The spatial component of herbivory remains enigmatic although it is a central aspect of domestic and native ungulate ecosystems. The effects of ungulate movement on plants have not been clearly established in either range or wildlife management. While livestock movement systems have been implemented to cope with increases in livestock density, restrictions on movement, and overgrazing, a large number of studies have disputed the effectiveness of different livestock movement patterns. Traditional pastoralism, particularly nomadism, has been perceived as irrational and even destructive, but many studies have documented features of traditional pastoral land use that would promote sustainability. Disruptions of wild ungulate movements have been blamed for wildlife overgrazing and population declines, but actual patterns and mechanisms of disrupted movement and population responses have been poorly documented.
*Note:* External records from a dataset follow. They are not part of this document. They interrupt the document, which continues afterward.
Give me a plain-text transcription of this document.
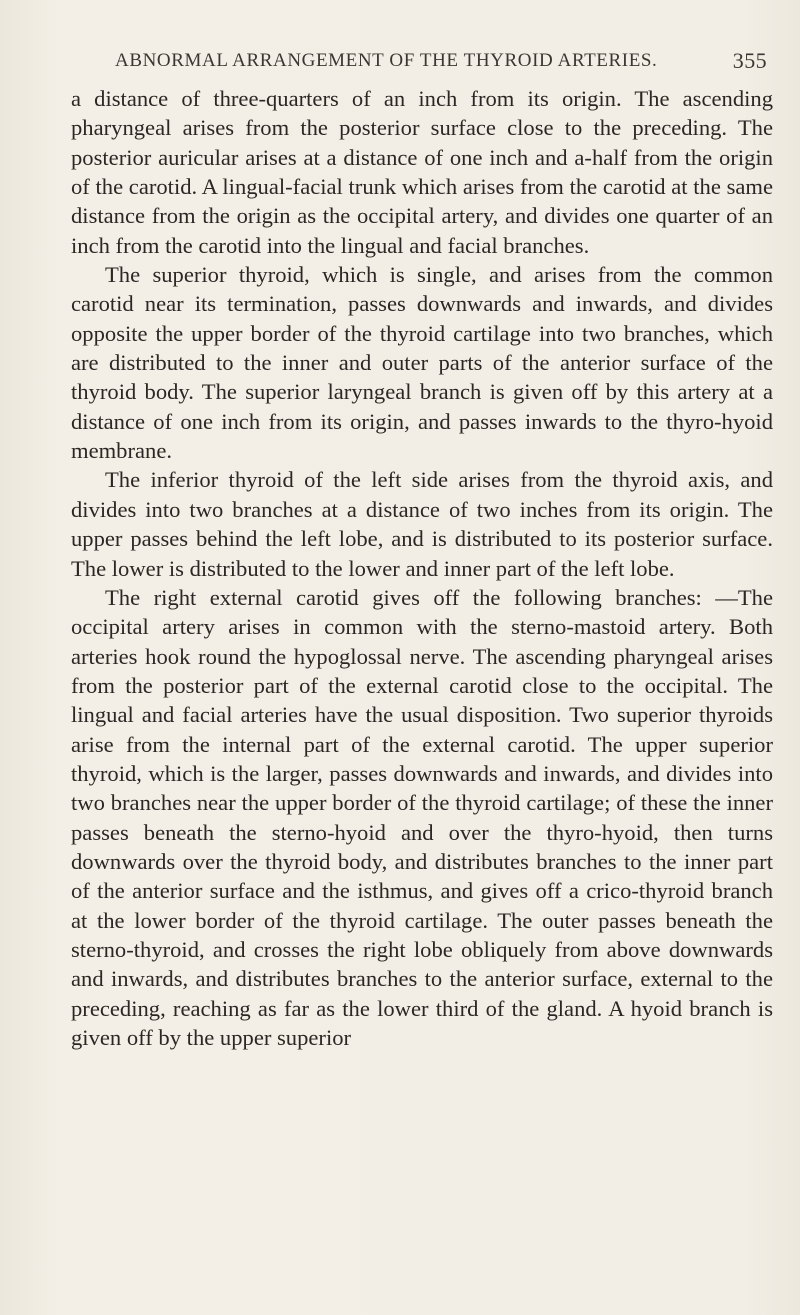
ABNORMAL ARRANGEMENT OF THE THYROID ARTERIES.	355

a distance of three-quarters of an inch from its origin. The ascending pharyngeal arises from the posterior surface close to the preceding. The posterior auricular arises at a distance of one inch and a-half from the origin of the carotid. A lingual-facial trunk which arises from the carotid at the same distance from the origin as the occipital artery, and divides one quarter of an inch from the carotid into the lingual and facial branches.

The superior thyroid, which is single, and arises from the common carotid near its termination, passes downwards and inwards, and divides opposite the upper border of the thyroid cartilage into two branches, which are distributed to the inner and outer parts of the anterior surface of the thyroid body. The superior laryngeal branch is given off by this artery at a distance of one inch from its origin, and passes inwards to the thyro-hyoid membrane.

The inferior thyroid of the left side arises from the thyroid axis, and divides into two branches at a distance of two inches from its origin. The upper passes behind the left lobe, and is distributed to its posterior surface. The lower is distributed to the lower and inner part of the left lobe.

The right external carotid gives off the following branches: —The occipital artery arises in common with the sterno-mastoid artery. Both arteries hook round the hypoglossal nerve. The ascending pharyngeal arises from the posterior part of the external carotid close to the occipital. The lingual and facial arteries have the usual disposition. Two superior thyroids arise from the internal part of the external carotid. The upper superior thyroid, which is the larger, passes downwards and inwards, and divides into two branches near the upper border of the thyroid cartilage; of these the inner passes beneath the sterno-hyoid and over the thyro-hyoid, then turns downwards over the thyroid body, and distributes branches to the inner part of the anterior surface and the isthmus, and gives off a crico-thyroid branch at the lower border of the thyroid cartilage. The outer passes beneath the sterno-thyroid, and crosses the right lobe obliquely from above downwards and inwards, and distributes branches to the anterior surface, external to the preceding, reaching as far as the lower third of the gland. A hyoid branch is given off by the upper superior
Models that integrate plant growth, ungulate movement, and foraging are suggested as a way to improve analyses of spatial plant-herbivore systems. Models must give due attention to nonforage constraints on herbivore distribution, such as topography. Models should assess the significance of movement as a means of coping with local climatic variation (patchy rainfall). Models that distribute an aggregate population over a landscape in relation to the distribution of habitat features deemphasize aspects of ungulate movements and population responses that inevitably cause nonideal distributions, particularly in natural ecosystems. Individual based models describe movement and foraging processes more accurately, but these models are difficult to apply over large areas. Both top-down and bottom-up approaches to spatial herbivory are needed. To model plant responses to movement, it is important to account for small scale phenomena such as tiller defoliation patterns, patch grazing, and grazing lawns as well as large scale patterns such as rotation and migration. Herbivory patterns at these different scales are interrelated.